Tô deitado, luz do abajur acesa, a TV rolando qualquer coisa que nem vejo direito, são 21h36 quando o celular vibra com uma chamada de vídeo dela...
Olho pro visor e estranhei na hora

— Chamada de vídeo? Ela nunca me ligou assim... — falo baixo, o coração já acelerando

Não atendo, claro... fico encarando a tela com aquela tensão no peito e um calor estranho subindo, ela desliga...
Só que, alguns minutos depois, liga de novo...

E aí eu não resisto

— Que porra essa maluca tá aprontando agora... — murmuro sorrindo de canto, curioso

Atendo.

E, meu Deus... o que vejo me tira o ar.

A câmera está perfeitamente posicionada, capturando do colo à cintura, a pia branca bloqueando qualquer visão mais íntima. Mas os seios, molhados, reluzem sob a luz, o cabelo pingando água, a pele brilhando com um glow hipnótico. Ela desliza a mão lentamente pela barriga, subindo até os seios, e solta um gemido baixo, abafado, que ressoa em mim, arrepiando até a alma.

Meu pau endurece na mesma hora, sem nem eu tocar, só de olhar

— Gloria... o que é que você tá fazendo, sua maldita... — sussurro rouco, sem conseguir desviar os olhos, minha mão já indo por reflexo pra dentro da cueca

Ela leva o dedo aos lábios, pedindo silêncio com um sorriso travesso, quase provocador. Morde o lábio devagar, com uma intensidade que desarma. Então, suas mãos voltam a percorrer o corpo, deslizando com uma suavidade que parece me convidar, como se fosse eu a tocá-la.

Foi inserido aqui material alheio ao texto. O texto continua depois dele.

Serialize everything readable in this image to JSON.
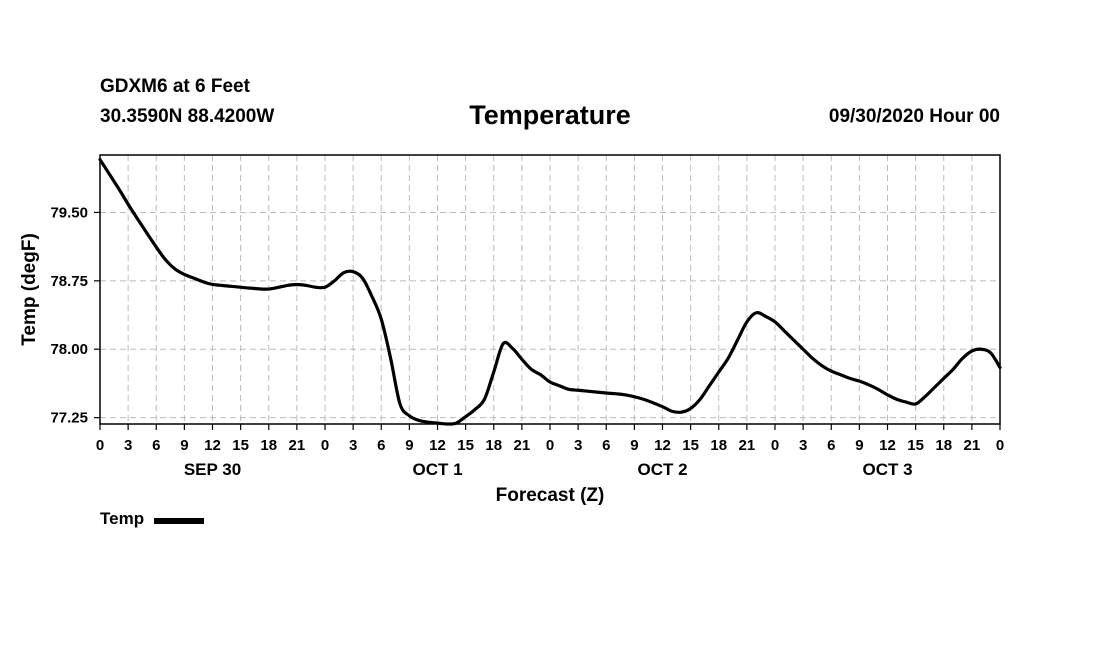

Reclino-me no travesseiro, a respiração já pesada, e deslizo a cueca, sentindo o pulsar quente e insistente na minha mão. Na TV, o som é quase inaudível, mas cada gemido dela ressoa pelo quarto — abafado, úmido, um sussurro que corta o silêncio.

Ela gira a câmera, revelando o corpo inteiro refletido no espelho do banheiro. A pele, molhada, brilha com arrepios sutis; o quadril, bem desenhado, e a curva perfeita da bunda, de costas para mim, hipnotizam.

— Você tá me torturando, sua filha da puta... — gemo entre os dentes, começando a me tocar

Ela derrama o óleo nas mãos em silêncio, sem dizer uma palavra. Com calma, passa as mãos pelos cabelos, deixando um brilho sutil. Então, começa a espalhar o óleo pelo corpo. Primeiro nas pernas, com movimentos suaves e deliberados, depois na barriga, subindo lentamente. Seus gestos circulares, quase hipnóticos, me deixam completamente rendido.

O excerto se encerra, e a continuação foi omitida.